Of course if one does not live in a location that allows you to climb or ski, then the use of a hyperbaric bag or tent maybe of some help. Apart from being expensive and rather disruptive to normal life, I agree that this will probably help you to feel more comfortable for the walk into BC. But then again one will still need to go through the normal acclimatisation, the same as if you had been climbing 3,000m peaks.
To be flying by helicopter into high altitude seems to be quite a dangerous idea, unless you can guarantee that you can get back out quickly if your body does not adapt to the higher altitude. We have already seen this many years ago when the Everest View Hotel opened at Sangboche. There tourists were able to fly into 3,500m to stay in the hotel for one night and the idea was to fly out the following day. But often the weather prevented the return trip and so people had to stay longer at altitude, and in fact many died, hence the hotel was not really a success. We shouldn’t forget about all this old information.
Now if the whole team is flying in together that is fine. But when one or two people fly in and the rest of the team have walked in I feel that this does not help with the team building that seems to occur during the walk in on most expeditions. I feel that it is important to have a team on Everest, not just for private trips but also commercial trips. There is a lot of mutual support by working as a team. But in this modern world it seems that more and more people want to promote themselves as individuals and as heroes……all doing the same as many others are doing, but in a safe and low key way.

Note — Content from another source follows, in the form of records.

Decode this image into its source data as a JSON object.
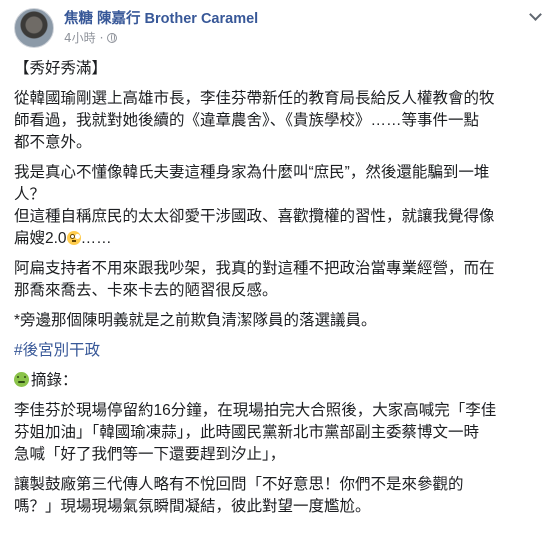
{
  "post": {
    "author": "焦糖 陳嘉行 Brother Caramel",
    "timestamp": "4小時",
    "separator": "·",
    "privacy_icon": "globe-icon",
    "menu_icon": "chevron-down-icon",
    "heading": "【秀好秀滿】",
    "p1_line1": "從韓國瑜剛選上高雄市長，李佳芬帶新任的教育局長給反人權教會的牧",
    "p1_line2": "師看過，我就對她後續的《違章農舍》、《貴族學校》……等事件一點",
    "p1_line3": "都不意外。",
    "p2_line1": "我是真心不懂像韓氏夫妻這種身家為什麼叫“庶民”，然後還能騙到一堆",
    "p2_line2": "人？",
    "p3_line1": "但這種自稱庶民的太太卻愛干涉國政、喜歡攬權的習性，就讓我覺得像",
    "p3_line2_text": "扁嫂2.0",
    "p3_line2_suffix": "……",
    "p3_emoji": "face-with-rolling-eyes-icon",
    "p4_line1": "阿扁支持者不用來跟我吵架，我真的對這種不把政治當專業經營，而在",
    "p4_line2": "那喬來喬去、卡來卡去的陋習很反感。",
    "p5_line1": "*旁邊那個陳明義就是之前欺負清潔隊員的落選議員。",
    "hashtag": "#後宮別干政",
    "excerpt_emoji": "nauseated-face-icon",
    "excerpt_label": "摘錄：",
    "q1_line1": "李佳芬於現場停留約16分鐘，在現場拍完大合照後，大家高喊完「李佳",
    "q1_line2": "芬姐加油」「韓國瑜凍蒜」，此時國民黨新北市黨部副主委蔡博文一時",
    "q1_line3": "急喊「好了我們等一下還要趕到汐止」，",
    "q2_line1": "讓製鼓廠第三代傳人略有不悅回問「不好意思！你們不是來參觀的",
    "q2_line2": "嗎？」現場現場氣氛瞬間凝結，彼此對望一度尷尬。"
  },
  "colors": {
    "author_link": "#385898",
    "hashtag": "#385898",
    "meta_gray": "#90949c",
    "text": "#1c1e21"
  }
}
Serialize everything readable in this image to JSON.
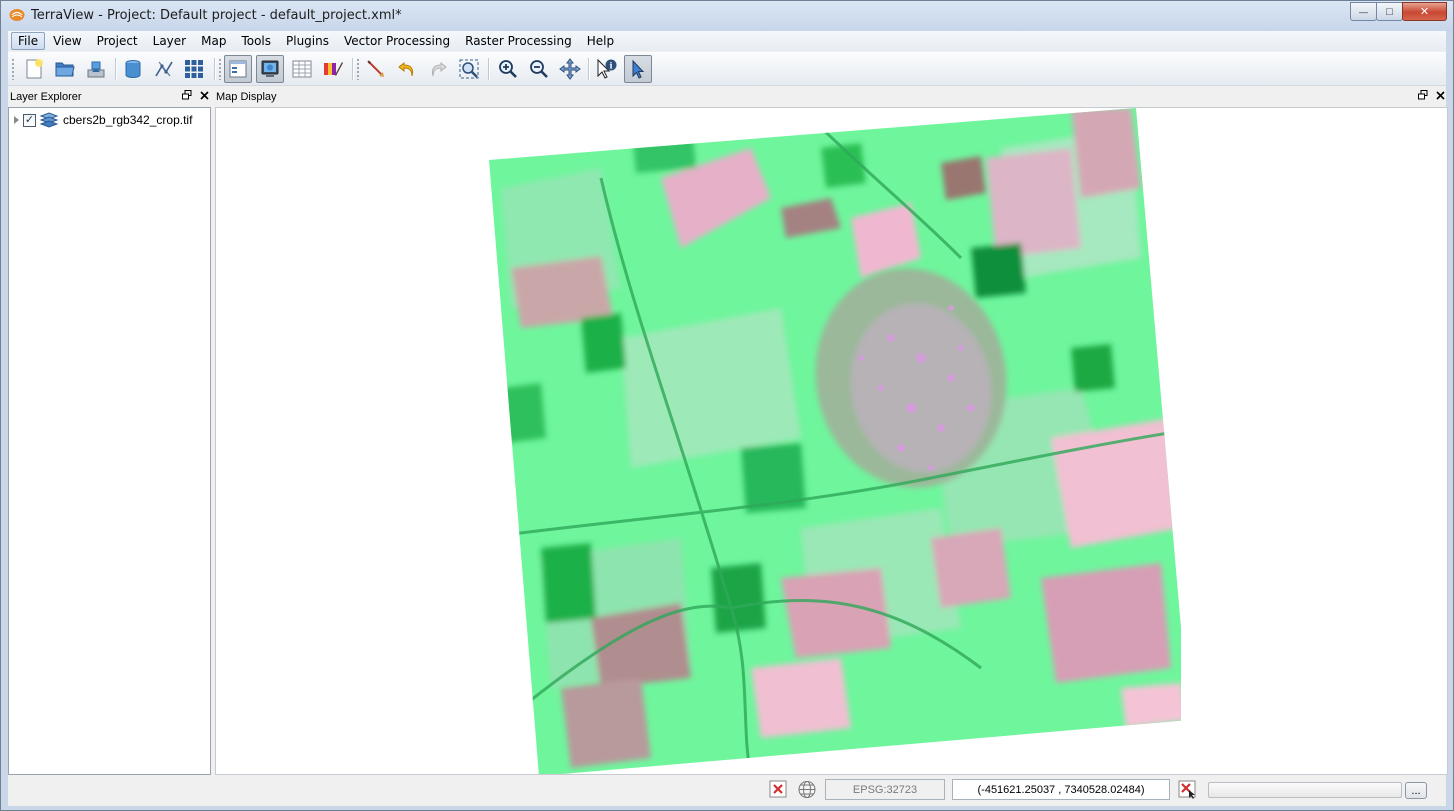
{
  "window": {
    "title": "TerraView - Project: Default project - default_project.xml*",
    "minimize": "—",
    "maximize": "□",
    "close": "✕"
  },
  "menubar": {
    "items": [
      {
        "label": "File"
      },
      {
        "label": "View"
      },
      {
        "label": "Project"
      },
      {
        "label": "Layer"
      },
      {
        "label": "Map"
      },
      {
        "label": "Tools"
      },
      {
        "label": "Plugins"
      },
      {
        "label": "Vector Processing"
      },
      {
        "label": "Raster Processing"
      },
      {
        "label": "Help"
      }
    ]
  },
  "toolbar": {
    "icons": [
      "new-project-icon",
      "open-project-icon",
      "save-project-icon",
      "data-source-icon",
      "geometry-icon",
      "grid-icon",
      "layer-explorer-icon",
      "map-display-icon",
      "table-icon",
      "style-icon",
      "measure-icon",
      "undo-icon",
      "redo-icon",
      "zoom-extent-icon",
      "zoom-in-icon",
      "zoom-out-icon",
      "pan-icon",
      "info-icon",
      "select-icon"
    ]
  },
  "layer_explorer": {
    "title": "Layer Explorer",
    "layers": [
      {
        "name": "cbers2b_rgb342_crop.tif",
        "checked": "✓"
      }
    ]
  },
  "map_display": {
    "title": "Map Display"
  },
  "statusbar": {
    "srid": "EPSG:32723",
    "coordinates": "(-451621.25037 , 7340528.02484)",
    "more": "..."
  },
  "colors": {
    "accent": "#c74832",
    "raster_base": "#6ff59c",
    "field_pink": "#d9a8b8"
  }
}
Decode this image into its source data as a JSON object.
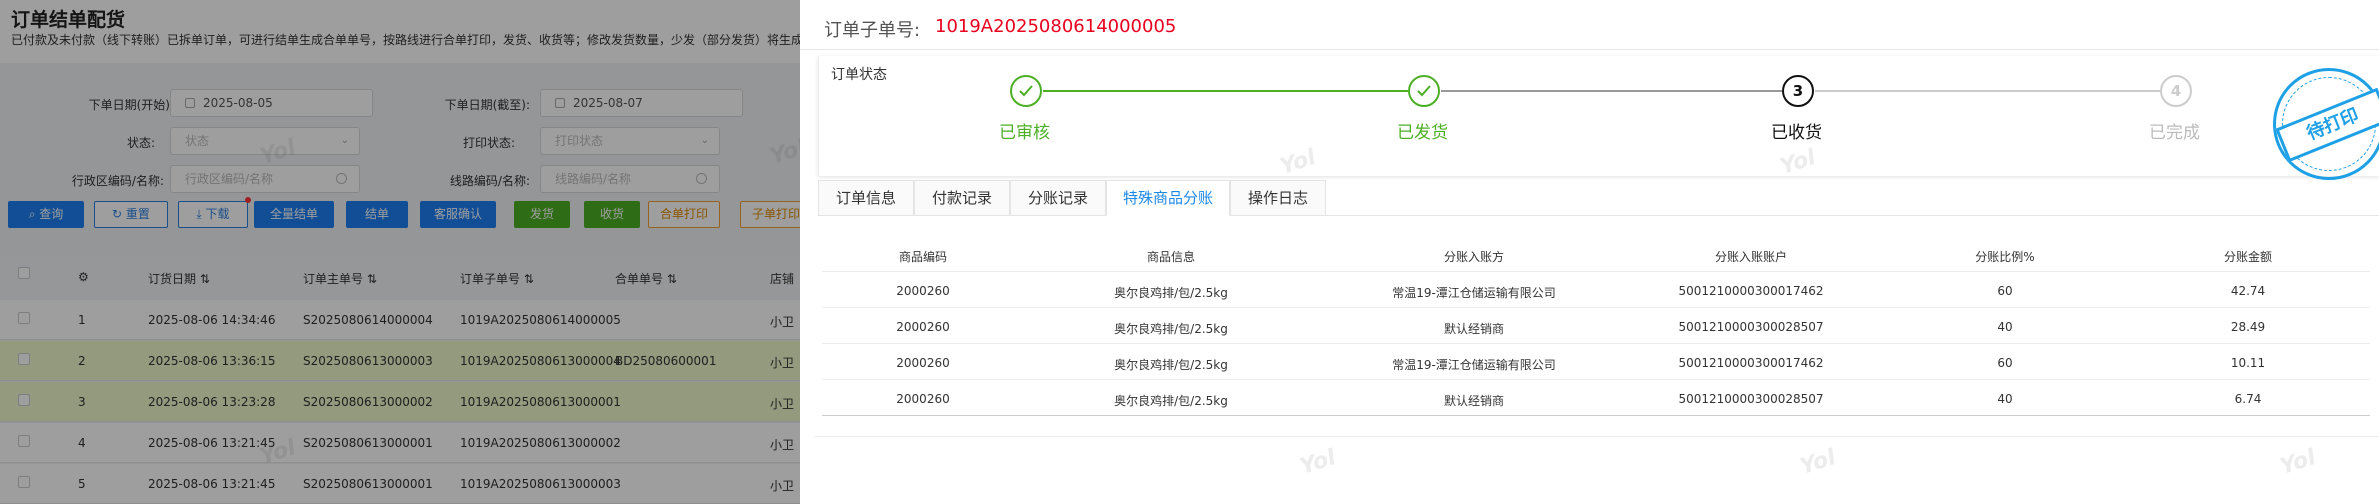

Yes I do think you can cheat acclimatisation by moving fast up and down, but this is extremely risky as if anything goes wrong and you are delayed then there is a high risk of dying. This should only be done by people who have already experienced high altitude before, so as they have an idea as to how they normally perform at altitude, and can therefore make an educated decision about how they feel. One needs to be very fit and strong and have a very well thought through plan…..but also fully understand the risks involved. I would suggest that there are only a few people that are capable of this in the climbing community.
So to date there have only been a few people who have proven that the use of hyperbaric tent, fast ascent actually works, and there have been many failures, so it is early days. I have yet to see any scientific evidence that suggests that this is safe, it seems to me to be more of a commercial promotion. As compared to the hundreds of successful ascents using the more traditional acclimatisation methods. Ed Viesturs has more ascents of Everest than most, he has experience many expeditions and so I tend to agree with him, there are no short cuts to the summit……and back down.
As always, Russell Brice is candid, no spin and is honest with his thoughts. I can attest that I have seen him lose money in return for the safety of his clients. He is the real deal.
Thanks Russ and best of luck for 2017.